Today, Drury’s operation has about 50 horses at Skylight and 10 at Churchill Downs. His business is about evenly split between his own racing stable and preparing 2-year-olds to race and older horses to make a return to the races for other trainers.
“I’ve watched him very closely, and I came to the conclusion that if you look at Mott, Frankie and Shug (McGaughey) — all of whom I’m close to — they started as claiming trainers and small guys building their thing,” Lunsford said. “As they did, they did a lot more direct work on horses. So when they got to the better horses, they knew how to get them through injuries and how to do things. Tommy does, too. He had the same kind of background.”
For Drury, it was like winning the Breeders’ Cup Classic when Claiborne Farm’s 6-year-old gelding Departing – a five-time stakes-winner and $1.9 million-earner who ran in the 2013 Preakness for trainer Al Stall – won a $100,000 stakes at Indiana Grand in his first start for Drury in 2016.
“Can't believe I just won the biggest race of my career, and doing it for Claiborne Farm just makes it that much more special!” Drury wrote on Facebook. The trophy, which he strapped behind the seatbelt, rode shotgun on the drive back.
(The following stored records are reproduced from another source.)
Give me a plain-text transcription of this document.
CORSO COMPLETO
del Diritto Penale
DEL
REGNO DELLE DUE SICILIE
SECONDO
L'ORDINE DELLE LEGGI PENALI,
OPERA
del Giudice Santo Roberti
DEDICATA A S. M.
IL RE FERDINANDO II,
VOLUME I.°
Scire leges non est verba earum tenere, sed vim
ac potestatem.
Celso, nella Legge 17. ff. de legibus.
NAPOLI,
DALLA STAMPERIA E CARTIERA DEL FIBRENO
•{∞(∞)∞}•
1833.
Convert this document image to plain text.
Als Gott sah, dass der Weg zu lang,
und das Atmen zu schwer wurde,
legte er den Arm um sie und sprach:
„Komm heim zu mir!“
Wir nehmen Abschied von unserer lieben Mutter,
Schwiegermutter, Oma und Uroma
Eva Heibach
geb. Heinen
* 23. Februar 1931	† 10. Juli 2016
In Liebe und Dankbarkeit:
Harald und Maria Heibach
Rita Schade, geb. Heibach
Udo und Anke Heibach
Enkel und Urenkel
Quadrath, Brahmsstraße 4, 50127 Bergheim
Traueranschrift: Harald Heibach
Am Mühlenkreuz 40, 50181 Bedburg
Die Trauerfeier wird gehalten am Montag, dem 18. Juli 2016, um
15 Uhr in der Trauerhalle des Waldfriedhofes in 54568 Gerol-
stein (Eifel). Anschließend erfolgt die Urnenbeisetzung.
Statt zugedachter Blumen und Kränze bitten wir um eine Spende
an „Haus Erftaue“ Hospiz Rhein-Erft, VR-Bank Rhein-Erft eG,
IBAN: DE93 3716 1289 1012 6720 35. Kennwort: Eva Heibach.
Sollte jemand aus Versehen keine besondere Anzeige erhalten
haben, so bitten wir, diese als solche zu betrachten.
Departing was second in his next start, coming out with an ankle problem. As much as Drury wanted the gelding to get to $2 million, just because he thought the horse deserved it, he told Hancock he thought it best that Departing be retired.
“Tommy said, ‘You know, given who he is, I don’t want to try to patch him up and go on. I think it’s best we stop on him,’” Hancock said. “That was the right thing to do. Every horse we ever had with Tommy, whatever he would tell me, in my mind it was always the right thing to do. I thought, ‘Well, this guy is sure enough all right.’ I just became really fond of him, not only as a trainer but as a human being and person. I admired his work ethic, everything about him.”
In a two-month span two years ago, Drury, the father of 19-year-old Matt and 16-year-old Emma, went through the death of his own dad, who had led a difficult and sad life in later years that included addiction and homelessness, and an unexpected divorce. Amidst it all, the dog who’d served as his trusty companion for many years died.
Hancock said he couldn’t change anything or alleviate the pain Drury was experiencing, but just maybe this was the time for him to start thinking about his career, his own dreams. As part of that, Drury again started having horses stabled at Churchill Downs, which boosted his profile even before Art Collector. This winter, he might have a small string in New Orleans — the first time he’s had horses stabled outside the Louisville area.
“Throw the horses out of it,” Drury said of Hancock. “He’s taken me under his wing, and he’s a close friend and advisor. His support and encouragement give me the confidence to go out and swing for the fences when it comes to my career.”
Whether Art Collector wins or loses the Preakness, he definitely has raised Drury’s trajectory. Lunsford withdrew Art Collector’s yearling half-brother (out of the mare Distorted Legacy and sired by the super-hot stallion Into Mischief) from Keeneland’s recent auction. The youngster figured to fetch a huge price, but Lunsford instead will race the horse with Claiborne as partner and Drury the trainer.
“We want to help Tommy have a great career,” Lunsford said.